(Story of Assumption in the Philippines start on March 11, 1892)
The story of the Assumption in the Philippines is a story of God’s “kagandahang- loob” to the Congregation and the Filipino people.
Spain served as the gateway of the Religious of the Assumption to the East. The Philippines was under the Spanish rule for over 300 years. In 1892, Maria Cristina, the Queen Regent, asked the Religious of the Assumption to assume the direction of the Superior Normal School for women teachers in Manila. Marie Eugenie saw the immense possibilities for good in this distant mission to the East and readily acceded to the Queen Regent’s wish. The proposed foundation fully answered the Foundress’ educational vision – to pioneer women education in the Philippines.
The outbreak of the Revolution in 1898 brought the school to an abrupt end. The Sisters returned to Europe, having instilled in their students a deep appreciation for the teaching profession and a keen realization of their responsibility as the future molders of the youth of the land. A distinctive characteristic of Assumption education was evident among its first students. Among them were: Rosa Sevilla-Alvero; Florentina Arellano; Dolores Guerrero; Susana Revilla and Emilia Sacramento, who became
foundresses of the Instituto de Mujeres, the first lay Catholic School for women in the Philippines; Rosa Sevilla-Alvero and Florentina Arellano who became the only twowomen included in the staff of the revolutionary paper, La Independencia; and Librada Avelina and Carmen de Luna, staunch nationalists, who became foundresses of Centro Escolar University.
At the special request of Pope Pius X, a group of English-speaking Assumption Sisters returned to Manila in 1904. The Sisters re-opened the boarding school for the elementary and secondary levels in Herran, Manila. In 1910, a second boarding school was opened in Iloilo in Western Visayas at the request of Bishop Dougherty. Both schools had as emphasis, character formation of young women in line with the Assumption philosophy of education. A college department was added after 1950. It was later phased out in 1976.
In 1940, a college department was added to the school in Herran, Manila. However, the convent and the school were completely burned down during the Liberation in 1945. At the request of the alumnae, the Grade School and the High School were re-opened in June of the same year. Most classes were held in quonset huts built on the ruins of the school since only one building remained standing after the war. In 1947, Mother Rosa assisted by Mother Esperanza began the work of reconstruction.

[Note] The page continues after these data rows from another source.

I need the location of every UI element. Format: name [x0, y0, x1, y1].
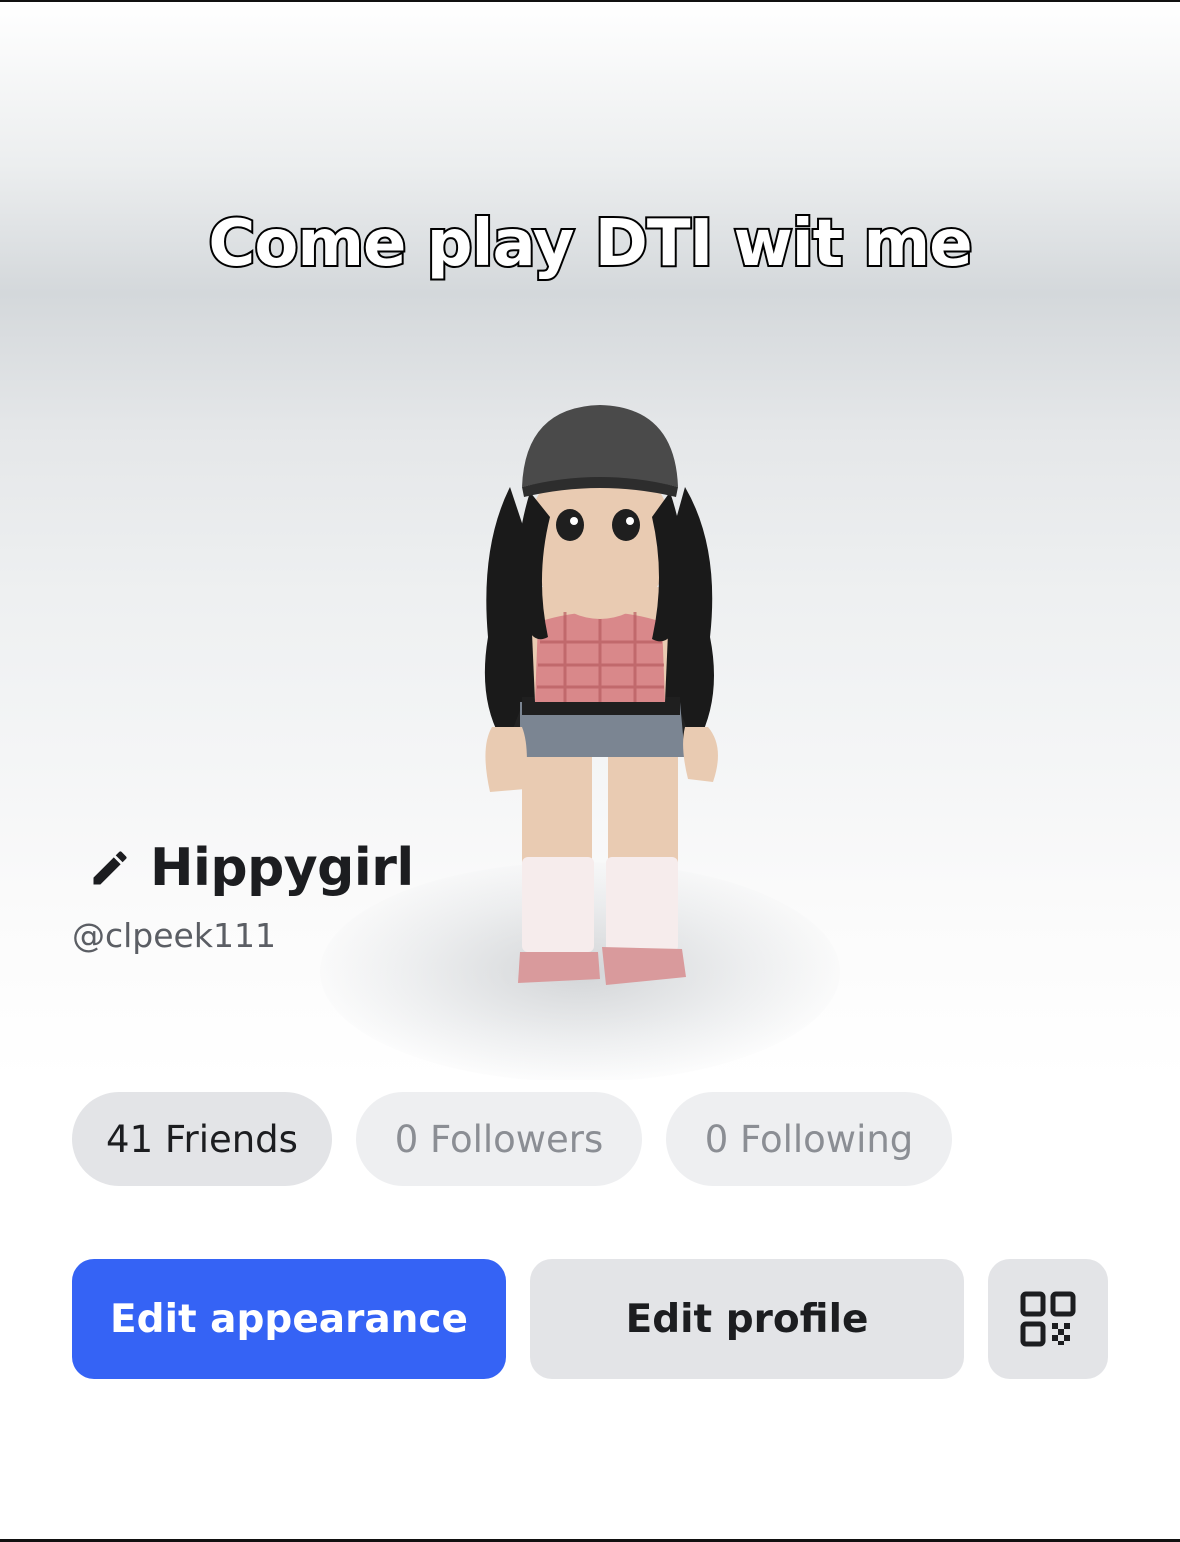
friends-label: 41 Friends	[106, 1117, 298, 1161]
avatar-shoe-left	[518, 952, 600, 983]
followers-label: 0 Followers	[394, 1117, 604, 1161]
qr-code-button[interactable]	[988, 1259, 1108, 1379]
avatar-arm-right	[683, 727, 718, 782]
avatar-sock-left	[522, 857, 594, 952]
edit-profile-button[interactable]: Edit profile	[530, 1259, 964, 1379]
display-name: Hippygirl	[150, 838, 414, 898]
edit-profile-label: Edit profile	[625, 1296, 869, 1342]
avatar-beanie	[522, 405, 678, 487]
avatar-character[interactable]	[430, 397, 770, 997]
caption-overlay: Come play DTI wit me	[206, 205, 974, 283]
display-name-row[interactable]: Hippygirl	[88, 838, 414, 898]
qr-code-icon	[1020, 1291, 1076, 1347]
following-pill[interactable]: 0 Following	[666, 1092, 952, 1186]
avatar-eye-left	[556, 509, 584, 541]
avatar-arm-left	[485, 727, 527, 792]
avatar-shoe-right	[602, 947, 686, 985]
avatar-sock-right	[606, 857, 678, 952]
following-label: 0 Following	[704, 1117, 914, 1161]
followers-pill[interactable]: 0 Followers	[356, 1092, 642, 1186]
pencil-icon[interactable]	[88, 846, 132, 890]
avatar-hero: Come play DTI wit me Hippygirl @clpeek11…	[0, 2, 1180, 1080]
username: @clpeek111	[72, 916, 276, 955]
friends-pill[interactable]: 41 Friends	[72, 1092, 332, 1186]
edit-appearance-label: Edit appearance	[110, 1296, 468, 1342]
edit-appearance-button[interactable]: Edit appearance	[72, 1259, 506, 1379]
avatar-eye-right	[612, 509, 640, 541]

The Assumption expanded in the 1950’s to answer the needs especially of the rural poor. San Jose Academy was opened in 1955 and Sta. Rita Academy in 1958 for both girls and boys in Antique. The Assumption Sisters also went northward towards Baguio and opened Mount Mary Primary School. The school moved to Crystal Cave subdivision in 1965 under a new name, St. Martin de Porres Grade School,
for the surrounding tribal villages. A retreat house was also established in the new site.
In 1958, a second Assumption School was built at San Lorenzo Village, Makati and the College moved into it in 1959. In 1973, the High School in Herran moved to San Lorenzo and the Grade School in San Lorenzo moved to Herran. In 1974, with Malate fast becoming a commercial center in the tourist belt, the property was sold, and the Grade School moved to Antipolo.
In line with the spirit of Vatican II, more socio-pastoral apostolates for the urban poor communities were opened in 1968 with the help of the Assumption alumnae, the Maryville Homes and San Juan Nepomuceno School in Malibay, Pasay City, and the Assumption Socio-Educational Center in Barrio Obrero, Iloilo City.
The 70’s were marked by social unrest and the Assumption Sisters were present to the local Church and the disadvantaged sectors. The Assumpta Technical High School and the San Simon Integrated Rural Development in Pampanga were established in 1970 in partnership with the Mother Rosa Memorial Foundation; the academic administration of La Salette College and High School in Santiago, Isabela was assumed from 1974 to 1977; the administration of San Isidro High School in Kadingilan, Bukidnon was undertaken from 1978 to 1997; and the parish ministry in Puerto Rivas, Bataan was animated from 1978-1980. Parish assistance work in Kauswagan, Lanao began in 1980 while campus ministry started in Xavier University, Cagayan de Oro City. In the same year, the Philippine Province sent off the first Sisters to start a mission post in Thailand. Today they are found in Bangkok and Thabom.
Sisters and lay missionaries have embarked for Japan, Cameroon, West Africa, Sweden, England, and the United States to answer their missionary call.
In 1998, the Religious of the Assumption – Philippine Province celebrated the 100 years of God’s “kagandahang- loob” – His gracious and bountiful love – in the Philippines. Grace continues to overflow, as generation after generation of sisters, alumnae, friends, and partner organizations incarnate in their lives the spirit and vision of St. Marie Eugenie.